Indication and Usage
Stimufend is indicated to decrease the incidence of infection, as manifested by febrile neutropenia, in patients with non-myeloid malignancies receiving myelosuppressive anti-cancer drugs associated with a clinically significant incidence of febrile neutropenia.
Stimufend is indicated to increase survival in patients acutely exposed to myelosuppressive doses of radiation (Hematopoietic Subsyndrome of Acute Radiation Syndrome).
Limitations of Use
Stimufend is not indicated for the mobilization of peripheral blood progenitor cells for hematopoietic stem cell transplantation.
Please see STIMUFEND Patient Information.

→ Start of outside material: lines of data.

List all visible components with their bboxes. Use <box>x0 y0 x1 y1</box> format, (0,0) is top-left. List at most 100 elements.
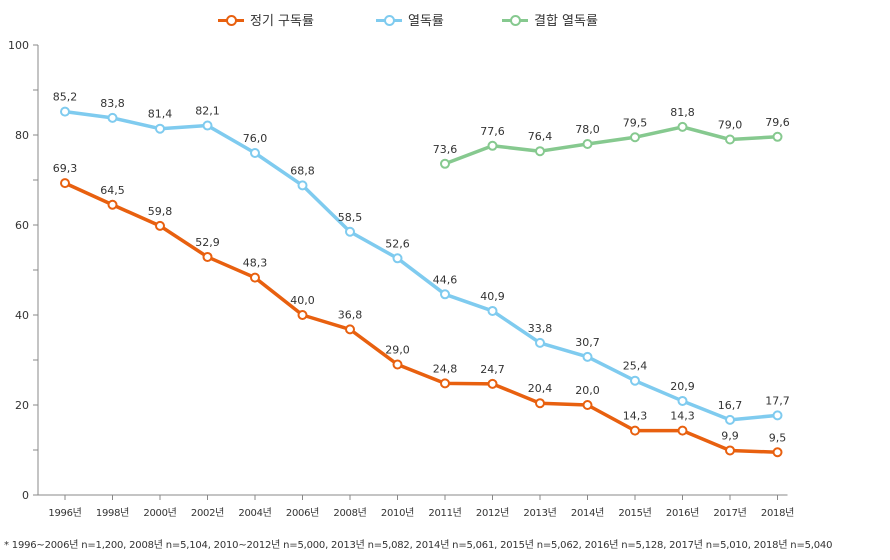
legend-label-readership: 열독률 <box>408 14 444 29</box>
legend-item-combined-readership: 결합 열독률 <box>502 10 598 29</box>
data-point <box>392 359 403 370</box>
data-label: 9,5 <box>769 431 787 444</box>
x-tick-label: 2014년 <box>571 507 604 519</box>
x-tick-label: 2002년 <box>191 507 224 519</box>
data-label: 52,6 <box>385 237 410 250</box>
data-label: 20,9 <box>670 380 695 393</box>
data-point <box>440 378 450 389</box>
data-point <box>297 180 308 191</box>
y-tick-label: 40 <box>15 309 29 322</box>
data-point <box>487 140 498 151</box>
x-tick-label: 2015년 <box>618 507 651 519</box>
legend-item-subscription: 정기 구독률 <box>218 10 314 29</box>
data-label: 44,6 <box>433 273 458 286</box>
x-tick-label: 2011년 <box>428 507 461 519</box>
data-point <box>202 120 213 131</box>
data-point <box>630 375 640 386</box>
data-label: 30,7 <box>575 336 600 349</box>
legend-item-readership: 열독률 <box>376 10 444 29</box>
x-tick-label: 2000년 <box>143 507 176 519</box>
data-point <box>250 148 260 158</box>
footnote: * 1996~2006년 n=1,200, 2008년 n=5,104, 201… <box>4 540 833 551</box>
data-point <box>60 178 70 189</box>
data-point <box>677 395 688 406</box>
data-label: 58,5 <box>338 211 363 224</box>
data-point <box>440 158 450 169</box>
data-label: 48,3 <box>243 257 268 270</box>
data-point <box>250 272 260 283</box>
data-label: 33,8 <box>528 322 553 335</box>
series-line <box>63 109 780 422</box>
data-label: 83,8 <box>100 97 125 110</box>
data-point <box>582 139 593 149</box>
data-point <box>630 425 640 436</box>
data-label: 24,8 <box>433 362 458 375</box>
data-point <box>677 121 688 132</box>
data-label: 64,5 <box>100 184 125 197</box>
legend-swatch-readership <box>376 13 402 27</box>
data-label: 73,6 <box>433 143 458 156</box>
data-point <box>392 253 403 264</box>
data-point <box>725 134 735 145</box>
x-tick-label: 2010년 <box>381 507 414 519</box>
data-point <box>487 305 498 316</box>
y-tick-label: 80 <box>15 129 29 142</box>
data-label: 81,4 <box>148 108 173 121</box>
data-point <box>630 132 640 143</box>
data-point <box>345 226 355 237</box>
data-label: 76,4 <box>528 130 553 143</box>
data-label: 79,5 <box>623 116 648 129</box>
x-tick-label: 2017년 <box>713 507 746 519</box>
legend-dot-subscription <box>226 14 237 26</box>
data-label: 79,6 <box>765 116 790 129</box>
legend-label-subscription: 정기 구독률 <box>250 14 314 29</box>
data-point <box>725 414 735 425</box>
data-label: 25,4 <box>623 360 648 373</box>
x-tick-label: 1998년 <box>96 507 129 519</box>
data-point <box>535 398 545 409</box>
data-label: 77,6 <box>480 125 505 138</box>
data-label: 78,0 <box>575 123 600 136</box>
x-tick-label: 2016년 <box>666 507 699 519</box>
data-label: 40,9 <box>480 290 505 303</box>
data-point <box>345 324 355 335</box>
series-line <box>443 125 780 166</box>
y-tick-label: 100 <box>8 39 29 52</box>
x-tick-label: 2012년 <box>476 507 509 519</box>
y-tick-label: 0 <box>22 489 29 502</box>
data-point <box>582 351 593 362</box>
data-point <box>535 146 545 157</box>
data-label: 14,3 <box>670 410 695 423</box>
data-point <box>487 378 498 389</box>
data-point <box>202 251 213 262</box>
data-point <box>772 447 783 458</box>
legend-dot-combined <box>510 14 521 26</box>
data-point <box>772 131 783 142</box>
legend-dot-readership <box>384 14 395 26</box>
data-point <box>440 289 450 300</box>
data-point <box>297 310 308 320</box>
data-label: 20,0 <box>575 384 600 397</box>
data-point <box>107 112 118 123</box>
data-label: 59,8 <box>148 205 173 218</box>
y-tick-label: 60 <box>15 219 29 232</box>
legend-swatch-subscription <box>218 13 244 27</box>
data-point <box>60 106 70 117</box>
data-point <box>155 220 165 231</box>
data-label: 82,1 <box>195 105 220 118</box>
x-tick-label: 1996년 <box>48 507 81 519</box>
data-label: 52,9 <box>195 236 220 249</box>
data-label: 76,0 <box>243 132 268 145</box>
series-line <box>63 181 780 454</box>
data-label: 40,0 <box>290 294 315 307</box>
legend-label-combined-readership: 결합 열독률 <box>534 14 598 29</box>
y-tick-label: 20 <box>15 399 29 412</box>
data-label: 16,7 <box>718 399 743 412</box>
legend: 정기 구독률 열독률 결합 열독률 <box>0 10 890 30</box>
data-label: 69,3 <box>53 162 78 175</box>
data-point <box>107 199 118 210</box>
data-label: 85,2 <box>53 91 78 104</box>
data-label: 9,9 <box>721 429 739 442</box>
x-tick-label: 2018년 <box>761 507 794 519</box>
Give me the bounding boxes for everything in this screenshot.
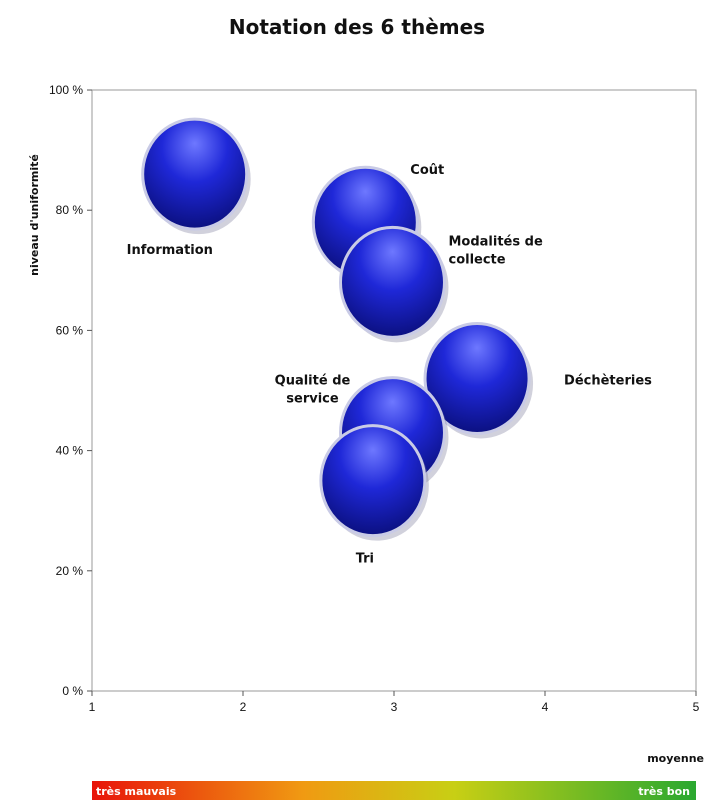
- bubble-group: Information Coût Modalités de collecte Déchè…: [127, 117, 652, 567]
- bubble: [338, 225, 446, 339]
- y-tick-label: 60 %: [56, 323, 84, 337]
- bubble-label: Tri: [356, 552, 374, 567]
- bubble-label: Déchèteries: [564, 373, 652, 388]
- bubble: [423, 321, 531, 435]
- bubble: [141, 117, 249, 231]
- bubble-label: Modalités de collecte: [448, 234, 542, 267]
- bubble-label: Coût: [410, 163, 444, 178]
- y-tick-label: 80 %: [56, 203, 84, 217]
- y-tick-label: 100 %: [49, 83, 83, 97]
- y-tick-label: 40 %: [56, 444, 84, 458]
- scale-bar: [92, 781, 696, 800]
- x-axis-label: moyenne: [647, 752, 704, 765]
- bubble-label: Qualité de service: [275, 374, 351, 407]
- y-tick-label: 20 %: [56, 564, 84, 578]
- chart-title: Notation des 6 thèmes: [229, 15, 485, 39]
- x-tick-label: 1: [89, 700, 96, 714]
- scale-left-label: très mauvais: [96, 785, 177, 798]
- bubble: [319, 424, 427, 538]
- x-tick-label: 3: [391, 700, 398, 714]
- x-tick-label: 2: [240, 700, 247, 714]
- x-tick-label: 5: [693, 700, 700, 714]
- y-axis: 0 % 20 % 40 % 60 % 80 % 100 %: [49, 83, 92, 698]
- y-axis-label: niveau d'uniformité: [28, 154, 41, 276]
- scale-right-label: très bon: [638, 785, 690, 798]
- y-tick-label: 0 %: [62, 684, 83, 698]
- bubble-label: Information: [127, 243, 213, 258]
- x-axis: 1 2 3 4 5: [89, 691, 700, 714]
- x-tick-label: 4: [542, 700, 549, 714]
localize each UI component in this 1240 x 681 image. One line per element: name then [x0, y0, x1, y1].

STIMUFEND Injection: 6 mg/0.6 mL in a single-dose prefilled syringe for manual use only.
Indications
Stimufend is indicated to:
- Decrease the incidence of infection, as manifested by febrile neutropenia, in patients with non-myeloid malignancies receiving myelosuppressive anti-cancer drugs associated with a clinically significant incidence of febrile neutropenia
- Increase survival in patients acutely exposed to myelosuppressive doses of radiation (Hematopoietic Subsyndrome of Acute Radiation Syndrome)
Limitations of Use
Stimufend is not indicated for the mobilization of peripheral blood progenitor cells for hematopoietic stem cell transplantation.